Yesterday, my father died. It was not sudden. We had been expecting it since mid May when he was told he only had a few weeks to live.
Beside the grief, and all the family phone calls (why do my sisters and I need to savor every detail?), and such, there is something else I am feeling right now, at that is relief. You see, from this day on, no one will expect me to have a normal relationship with my father. And that is a relief.
You, out there. Yes you. Chances are, you have or had a relationship with your father. It may have been a great one (I hope so) or it may have been a crummy one with alcohol, abuse and all kinds of other ugly stuff, but you still have one. You still have a relationship. If people ask about your father you can actually answer. “Oh, he’s in Antwerp, on sabbatical,” or “He’s at home watching Fox news right now, and cursing at the tv.” What your father is doing doesn’t matter, so long as you know. And that’s what you have, that knowing.
Me, I didn’t know. Only it wasn’t just me. It was pretty much everybody, even people who lived with him. That “not knowing” thing was pretty awkward to. It meant I didn’t like to talk about him because every time I did I would have to explain to one of you “normals” why I don’t know anything about my father. Why the simple act of trying to call him on the phone could leave me shaking in frustration. Why he would occasionally hang up on me because there were certain topics that he simply could not talk about (with no way to know in advance which topic was the “bad” one). Why he never called (he called us twice in the 12 years I’ve know Teri). Why we never saw him at Christmas or the holidays. Why I finally stopped even sending him birthday cards.
You see, you could never have a relationship with my father. There was no “there” there. You could talk to him, and sometimes have engaging conversations about something in his interest, but at some point you’d start to realize there was a limit. A line at which he would not cross; a lack of empathy or emotional commitment. Since I ride the bus frequently, I often talk to strangers. Talking with my father was exactly like talking with a stranger. The same rules, the same expectations. You could talk blithely about any topic, but not in detail, and not with any emotional depth. Poking fun at Obama was okay, but the same was not true for poking fun of prop 8. The weather was always a safe topic. We talked about the weather a lot.
One of the things we do in America is to not really deal with the issues around mental health. If you have a mentally ill member in your family, then that topic is not acceptable in public. People do not understand, or want to, as near as I can tell. They’ll give you pity, but not empathy. It’s too scary, or too weird, or too whatever. Well there is mental illness within my family, and thankfully I have some pretty ballsy nephews who are not interested in covering it up. Quite the opposite, in fact.
In my father’s case, he was likely a narcissist (the clinical term is Narcissistic Personality Disorder). I say likely as I really do not know, and mental illness are notoriously difficult to determine outside of strict tests. Regardless, the name means very little, the effect is what is important. Living with my father was like living with a stranger.

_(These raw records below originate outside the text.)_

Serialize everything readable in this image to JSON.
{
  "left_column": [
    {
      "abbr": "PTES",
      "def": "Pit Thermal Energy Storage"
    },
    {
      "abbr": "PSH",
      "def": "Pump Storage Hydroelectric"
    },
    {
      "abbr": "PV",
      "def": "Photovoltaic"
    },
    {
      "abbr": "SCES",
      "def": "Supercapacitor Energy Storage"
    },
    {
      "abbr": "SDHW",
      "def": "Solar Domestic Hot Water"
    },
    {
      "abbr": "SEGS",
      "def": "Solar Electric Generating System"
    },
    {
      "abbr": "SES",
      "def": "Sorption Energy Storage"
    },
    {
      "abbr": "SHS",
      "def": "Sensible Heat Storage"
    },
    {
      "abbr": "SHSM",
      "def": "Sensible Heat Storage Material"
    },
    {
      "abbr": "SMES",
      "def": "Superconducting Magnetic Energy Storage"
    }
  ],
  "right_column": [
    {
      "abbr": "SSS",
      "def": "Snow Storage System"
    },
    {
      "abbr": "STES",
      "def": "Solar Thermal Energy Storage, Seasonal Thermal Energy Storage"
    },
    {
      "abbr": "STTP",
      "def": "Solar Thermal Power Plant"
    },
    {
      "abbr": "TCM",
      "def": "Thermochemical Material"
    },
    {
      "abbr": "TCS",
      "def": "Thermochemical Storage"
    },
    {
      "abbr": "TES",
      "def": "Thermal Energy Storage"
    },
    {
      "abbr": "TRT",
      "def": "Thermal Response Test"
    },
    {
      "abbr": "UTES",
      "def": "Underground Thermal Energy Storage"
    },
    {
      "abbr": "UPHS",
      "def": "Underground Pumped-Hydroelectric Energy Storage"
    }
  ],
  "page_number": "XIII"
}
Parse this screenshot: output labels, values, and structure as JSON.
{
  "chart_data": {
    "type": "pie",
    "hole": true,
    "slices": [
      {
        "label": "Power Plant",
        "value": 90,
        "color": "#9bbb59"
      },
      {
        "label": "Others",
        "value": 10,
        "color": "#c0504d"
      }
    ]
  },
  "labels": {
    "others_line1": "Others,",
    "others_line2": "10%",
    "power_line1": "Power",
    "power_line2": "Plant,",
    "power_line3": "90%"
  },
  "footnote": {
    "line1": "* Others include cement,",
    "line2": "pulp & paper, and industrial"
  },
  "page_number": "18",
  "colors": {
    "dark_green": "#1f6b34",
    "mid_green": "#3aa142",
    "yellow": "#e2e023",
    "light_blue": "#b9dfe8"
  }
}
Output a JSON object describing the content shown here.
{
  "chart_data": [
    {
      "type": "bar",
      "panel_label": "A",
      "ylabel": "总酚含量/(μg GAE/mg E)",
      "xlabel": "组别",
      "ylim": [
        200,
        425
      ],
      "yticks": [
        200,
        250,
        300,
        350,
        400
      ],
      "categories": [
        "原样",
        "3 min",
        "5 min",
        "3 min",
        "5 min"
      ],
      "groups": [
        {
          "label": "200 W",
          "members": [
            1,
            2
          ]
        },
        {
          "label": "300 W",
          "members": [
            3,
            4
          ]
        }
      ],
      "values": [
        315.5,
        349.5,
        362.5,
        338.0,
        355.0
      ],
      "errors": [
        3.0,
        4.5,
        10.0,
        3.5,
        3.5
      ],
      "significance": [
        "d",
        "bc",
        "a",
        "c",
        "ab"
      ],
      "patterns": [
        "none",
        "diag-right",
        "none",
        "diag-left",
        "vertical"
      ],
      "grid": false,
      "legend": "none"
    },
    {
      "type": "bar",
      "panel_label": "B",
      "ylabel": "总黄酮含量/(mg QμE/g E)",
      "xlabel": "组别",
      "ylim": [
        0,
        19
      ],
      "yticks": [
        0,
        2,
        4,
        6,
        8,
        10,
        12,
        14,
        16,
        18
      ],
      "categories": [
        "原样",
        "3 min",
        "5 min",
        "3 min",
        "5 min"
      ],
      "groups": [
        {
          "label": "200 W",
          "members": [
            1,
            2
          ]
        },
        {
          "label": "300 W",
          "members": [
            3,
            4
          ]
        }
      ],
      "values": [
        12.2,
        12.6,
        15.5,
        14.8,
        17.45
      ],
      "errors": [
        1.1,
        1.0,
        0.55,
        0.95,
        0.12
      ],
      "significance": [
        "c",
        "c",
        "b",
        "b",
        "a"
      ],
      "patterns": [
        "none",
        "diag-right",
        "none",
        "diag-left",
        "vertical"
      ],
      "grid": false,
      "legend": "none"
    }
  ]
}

My sisters and myself tried all kinds of ways to get our father to care about us, to act more like a dad. They never worked. Its possible he really wanted to be more loving, and was simply unable. Worse still, because of his mental illness, he was unable to see himself as the cause. It was always someone else’s fault. So even if he could understand the underlying problem, he was incapable of seeing the only possible solution.
So I went for years without talking to my father. We hardly spoke of him at home, and my son only got to meet him by the slimmest of luck. He never really knew the rest of his grandchildren, and worse still, he didn’t seem to care about them.
So now that he is dead, I’m in the rather envious position of no longer having to explain about my father. No one expects me to carry on a relationship with him anymore. I don’t have to take parents aside and say, “we can’t really talk to him” when questions come up about grandpa (we’re lucky also in that we have two sets of parents which are normal, and with which we have normal relationships). All I have to do is sadly smile as say, “I’m sorry, he’s passed away,” and the expectations end.